Я оделся, спустился вниз. У крыльца стоял ратник. Я его узнал – видел в крепости.
– Прости, что разбудил. Дело неотложное. Сотник ранен пулей в живот; не наш – великокняжеский. Вот за лекарем и послали. Сказали – вези самого наилучшего. Я с запасным конем.
– Хорошо, возьму инструменты только. Жди.
Я взял собранную заранее сумку с инструментами, самогонкой, надел ферязь – ночью было прохладновато, постоял в нерешительности, раздумывая – брать оружие или нет? Решил, что незачем таскать тяжесть – шведы разбиты и бегут, вокруг наши войска, оружие ни к чему.
Я вышел за ворота, поднялся в седло, и мы с места сорвались в галоп. Как в темноте не свернули себе шеи – просто удивительно. Или кони в темноте хорошо видят?
Закончились улицы, мы проскочили сквозь предупредительно открытые ворота и поскакали по грунтовке.
Через полчаса скачки я прокричал ратнику:
– Далеко еще?
– Столько же!
М-да, далековато наши шведов отогнали – мы проскакали верст пять, не меньше, а еще столько же предстоит.
Дорога сузилась, по сторонам стоял лес. Ратник теперь скакал впереди, я на два корпуса – сзади.

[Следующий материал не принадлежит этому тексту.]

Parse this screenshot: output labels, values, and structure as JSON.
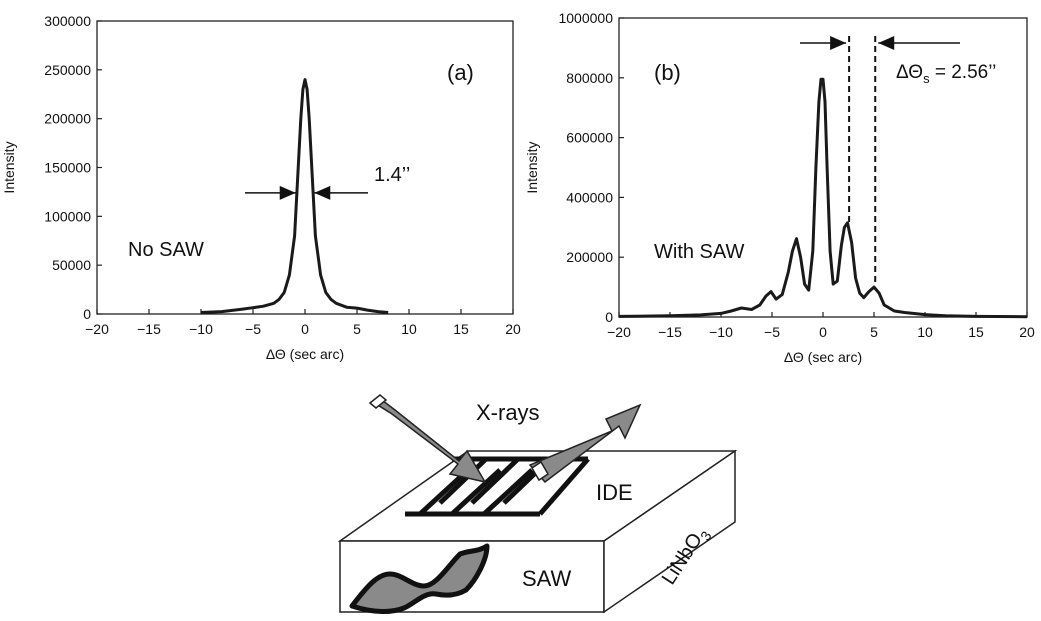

Вдруг раздался удар, лошадь с ратником упали, и не успел я ничего сообразить или предпринять, как в грудь ударило, и я кубарем полетел с лошади. От удара и боли перехватило дыхание. Я, похоже, отключился, а когда пришел в себя, руки мои были связаны.
Я по-прежнему лежал на земле, недалеко – моя сумка с инструментами. Что за ерунда? Кто меня связал?
Гадать пришлось недолго. Ко мне приблизились двое с факелом, осветили лицо, затем одежду.
– Он не воин, – сказал один на ломаном русском. Второй с досады сплюнул.
– Ты кто?
– Лекарь я, хирург.
– О, хирург – это хорошо!
К нам подошли еще двое, оба в синей шведской униформе. Твою мать! Откуда здесь шведы, коли наши их отогнать уже должны?
Шведы заговорили на своем языке. Я ничего не понял – да и как понять, когда шведского сроду не знал?
Меня подняли, толкнули в спину. Я уперся – сумку мою возьмите! Один – тот что говорил по-русски, нагнулся, открыл сумку, вытащил инструменты, осмотрел и сунул их назад. Сумку повесили мне на шею за ручки, так как руки мои были связаны.
– Шагай!
Я пошел вперед и через несколько метров увидел лежащего на дороге ратника, что приезжал за мной. Он был мертв, голова неестественно вывернута, глаза остекленели.
– Стой!
Я остановился. Провожатый саблей срубил веревку, что была натянута поперек дороги. Так вот что выкинуло нас из седла. Попробуй в темноте углядеть веревку!